METHODS: The study began by describing the epidemiological characteristics of the study participants. Multilinear regression (MLR) models were employed to explore the associations between individual attributes and antibody titers. Additionally, group-based trajectory models (GBTMs) were utilized to identify trajectories in antibody titer changes. To predict and simulate future epidemic trends and examine the correlation of antibody decay with epidemics, a high-dimensional transmission dynamics model was constructed.

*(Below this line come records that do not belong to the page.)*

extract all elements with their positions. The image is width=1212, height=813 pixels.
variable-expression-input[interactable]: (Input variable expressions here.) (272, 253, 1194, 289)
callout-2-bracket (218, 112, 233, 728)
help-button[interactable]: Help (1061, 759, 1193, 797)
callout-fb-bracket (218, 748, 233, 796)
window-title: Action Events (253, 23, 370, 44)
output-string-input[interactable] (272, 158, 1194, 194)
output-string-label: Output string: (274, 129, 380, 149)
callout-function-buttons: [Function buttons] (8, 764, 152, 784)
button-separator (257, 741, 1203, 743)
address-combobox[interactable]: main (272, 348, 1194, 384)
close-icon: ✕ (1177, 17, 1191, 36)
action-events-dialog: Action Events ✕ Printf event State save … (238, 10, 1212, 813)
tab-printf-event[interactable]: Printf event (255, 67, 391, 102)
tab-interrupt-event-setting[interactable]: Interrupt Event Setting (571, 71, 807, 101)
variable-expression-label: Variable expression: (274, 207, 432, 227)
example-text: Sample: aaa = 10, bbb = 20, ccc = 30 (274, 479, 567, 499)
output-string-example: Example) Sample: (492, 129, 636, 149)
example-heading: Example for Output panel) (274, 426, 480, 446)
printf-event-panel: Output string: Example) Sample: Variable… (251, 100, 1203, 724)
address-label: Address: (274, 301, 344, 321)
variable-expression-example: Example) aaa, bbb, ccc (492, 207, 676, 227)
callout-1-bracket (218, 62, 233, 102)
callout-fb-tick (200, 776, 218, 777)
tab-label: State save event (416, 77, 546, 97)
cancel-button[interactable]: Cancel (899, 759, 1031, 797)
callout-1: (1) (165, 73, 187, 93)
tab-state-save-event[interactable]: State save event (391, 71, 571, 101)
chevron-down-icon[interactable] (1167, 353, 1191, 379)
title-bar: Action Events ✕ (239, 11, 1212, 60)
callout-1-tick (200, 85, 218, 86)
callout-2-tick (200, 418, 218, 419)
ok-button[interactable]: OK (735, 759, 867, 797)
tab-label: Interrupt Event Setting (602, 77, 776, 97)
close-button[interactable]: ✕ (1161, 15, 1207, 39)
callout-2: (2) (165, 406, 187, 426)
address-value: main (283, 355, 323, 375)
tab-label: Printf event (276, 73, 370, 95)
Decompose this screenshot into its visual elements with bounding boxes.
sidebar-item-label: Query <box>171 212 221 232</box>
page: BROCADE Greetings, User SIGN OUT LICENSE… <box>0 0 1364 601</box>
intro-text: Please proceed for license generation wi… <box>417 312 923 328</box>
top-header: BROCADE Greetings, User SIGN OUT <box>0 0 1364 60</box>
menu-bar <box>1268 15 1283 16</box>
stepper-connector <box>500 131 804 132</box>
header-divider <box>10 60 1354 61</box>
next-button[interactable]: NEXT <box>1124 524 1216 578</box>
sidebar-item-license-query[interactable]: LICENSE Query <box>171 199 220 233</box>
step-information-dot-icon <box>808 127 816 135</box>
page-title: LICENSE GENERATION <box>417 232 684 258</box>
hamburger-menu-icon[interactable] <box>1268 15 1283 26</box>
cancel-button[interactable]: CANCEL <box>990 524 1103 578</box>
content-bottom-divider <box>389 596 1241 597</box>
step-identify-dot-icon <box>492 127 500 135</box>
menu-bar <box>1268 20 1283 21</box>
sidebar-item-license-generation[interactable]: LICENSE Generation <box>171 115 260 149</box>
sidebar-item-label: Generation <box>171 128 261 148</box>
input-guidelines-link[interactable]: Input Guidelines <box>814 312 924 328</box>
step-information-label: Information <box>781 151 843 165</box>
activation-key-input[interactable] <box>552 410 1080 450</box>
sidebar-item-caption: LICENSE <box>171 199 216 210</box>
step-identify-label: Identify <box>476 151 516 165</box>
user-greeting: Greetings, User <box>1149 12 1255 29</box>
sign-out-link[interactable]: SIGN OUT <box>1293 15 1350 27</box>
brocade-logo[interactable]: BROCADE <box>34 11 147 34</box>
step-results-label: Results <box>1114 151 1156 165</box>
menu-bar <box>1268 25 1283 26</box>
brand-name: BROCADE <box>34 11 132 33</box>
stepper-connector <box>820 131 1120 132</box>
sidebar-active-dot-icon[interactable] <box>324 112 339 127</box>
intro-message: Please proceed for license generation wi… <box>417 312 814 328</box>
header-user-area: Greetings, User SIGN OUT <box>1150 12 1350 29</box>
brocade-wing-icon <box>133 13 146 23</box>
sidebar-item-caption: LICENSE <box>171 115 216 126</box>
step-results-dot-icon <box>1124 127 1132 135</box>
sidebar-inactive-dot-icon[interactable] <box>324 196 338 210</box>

RESULTS: Analysis of epidemiological characteristics revealed significant differences in vaccination status between infected and non-infected groups (χ2 =376.706, P<0.05). However, the distribution of antibody titers among the infected and vaccinated populations was not significantly different. The MLR model identified age as a common factor affecting titers of immunoglobulin G (IgG), immunoglobulin M (IgM), and neutralizing antibody (NAb), while other factors showed varying impacts. History of pulmonary disease and hospitalization influenced IgG titer, and factors such as gender, smoking, family history of pulmonary diseases, and hospitalization impacted NAb titers. Age was the sole determinant of IgM titers in this study. GBTM analysis indicated a "gradual decline type" trajectory for IgG (95.65%), while IgM and NAb titers remained stable over the study period. The high-dimensional transmission dynamics model predicted and simulated peak epidemic periods in Xiamen City, which correlated with IgG decay. Age-group-specific simulations revealed a higher incidence and infection rate among individuals aged 30-39 years during both the second and third peaks, followed by those aged 40-49, 50-59, 18-29, and 70-79 years.

CONCLUSIONS: Our study shows that antibody titer could be influenced by age, previous pulmonary diseases as well as smoking. Furthermore, the decline in IgG titers is consistent with epidemic trends. These findings emphasize the need for further exploration of these factors and the development of optimized self-protection countermeasures against reinfection.